Meditation can be a revealer in many ways which may help us reach our potential in so many areas of our lives yet...

We fall off the wagon over and over again. 

Why does meditation have such a giant drop-off rate?

It is very easy NOT to do. The excuses are endless:

“I don’t have time!”

“I get drowsy."

“I can’t sit still."

“It’s uncomfortable."

“I can’t tell if I'm doing it right?"

How can floating become a hyper-efficient & effective way to bring meditation into ones life? 

(If you don’t know the details of what floating is take a short pause and watch THIS.)



The environment of maximal sensory reduction and flotation launches us into deeper states of meditation very quickly with minimal experience. In the beginning of exploring a float practice with just 2-3 sessions done within 3-4 weeks deep levels of meditation will be experienced, it’s a guarantee. 

With floating it is much more comfortable than sitting, we are physically fully supported by a super-saturated Epsom salt solution that contours and holds every square millimetre of your body. Every postural and stabilizing muscle can “let go” and with our mind-body continuums (the fact that our minds affect our bodies and our bodies affect our minds) our mind can "let go" much more easily as well. 

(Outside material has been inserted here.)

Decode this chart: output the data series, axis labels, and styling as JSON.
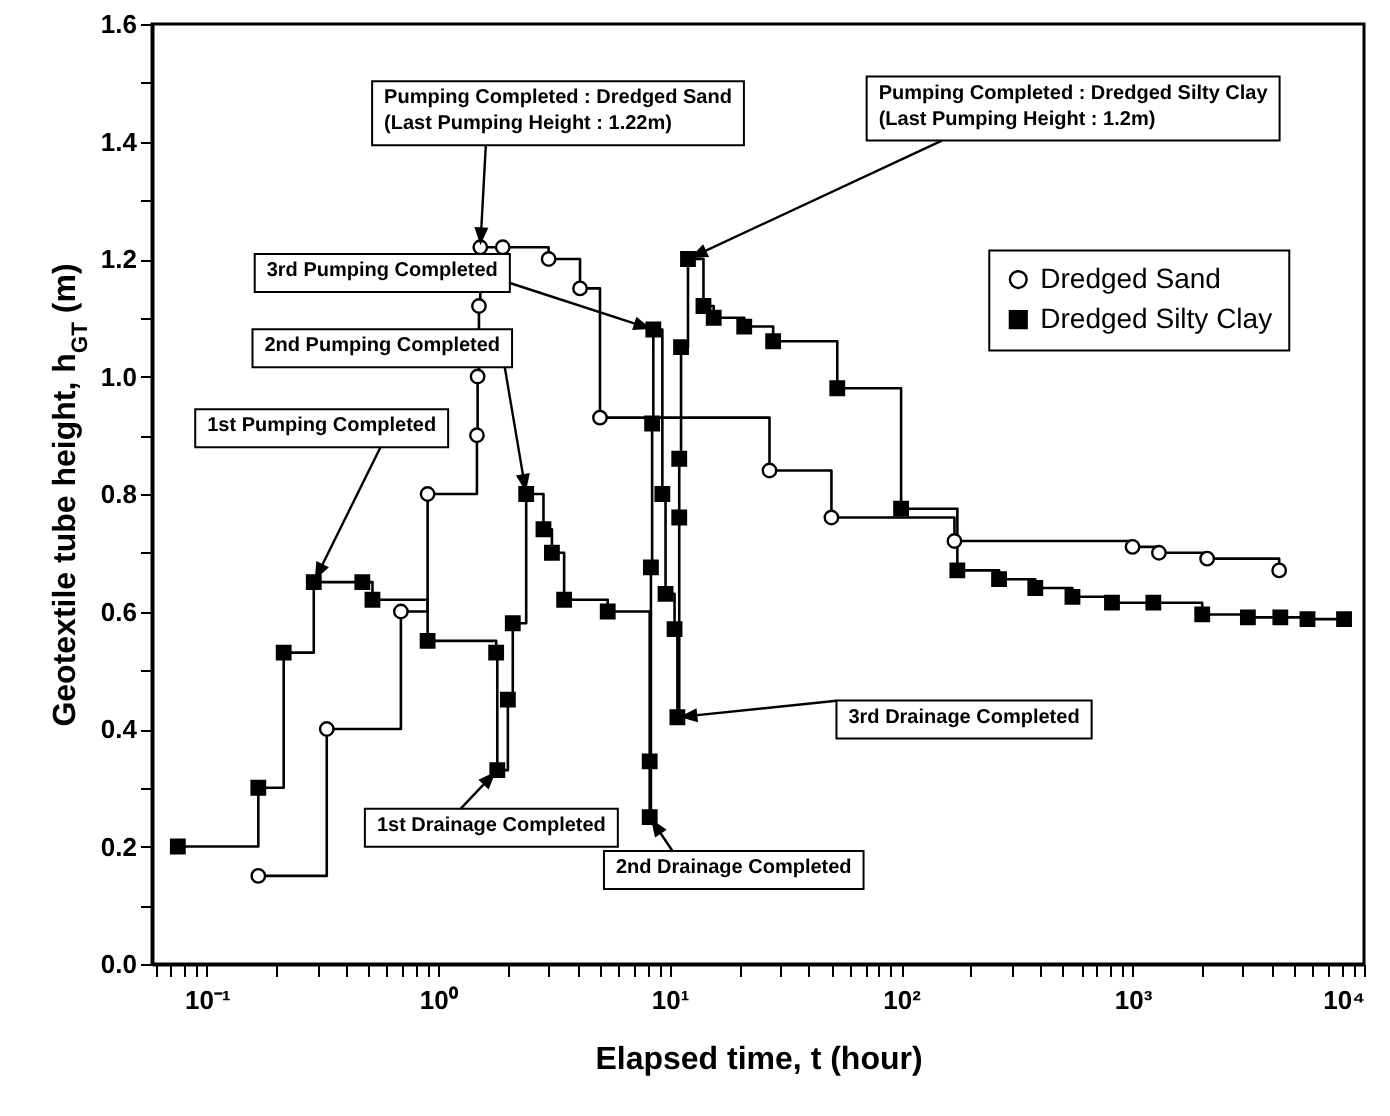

It teaches what deeper states of meditation actually feel like and takes the guess work out of it.



By investing some $ into this practice dramatically increases accountability to it. You work hard for your money and you can leverage this to support yourself ($40/month is 1 "nice" dinner out). 

Schedule it in advance. By booking your float into your schedule (at the end of a busy week, on a Sunday before the next week begins, or mid-week as a boost) you are much more likely to make this time of extreme mindfulness happen. (1-2 x / month is much more sustainable than 3-5 x / week).



With the ease of the practice and unique nature of the environment we can sustain a longer meditative experience in a far deeper state.  This results in a greater quality of meditation for a longer time and amplifies the benefits we’re trying to get out of a meditation practice.  

It is arguable that a single 90-minute float session / week can deliver greater benefits than 5 x 20 minute sits.  By increasing the quality of our meditation experience we can reduce the quantity and thus increasing the likelihood of sustaining the practice.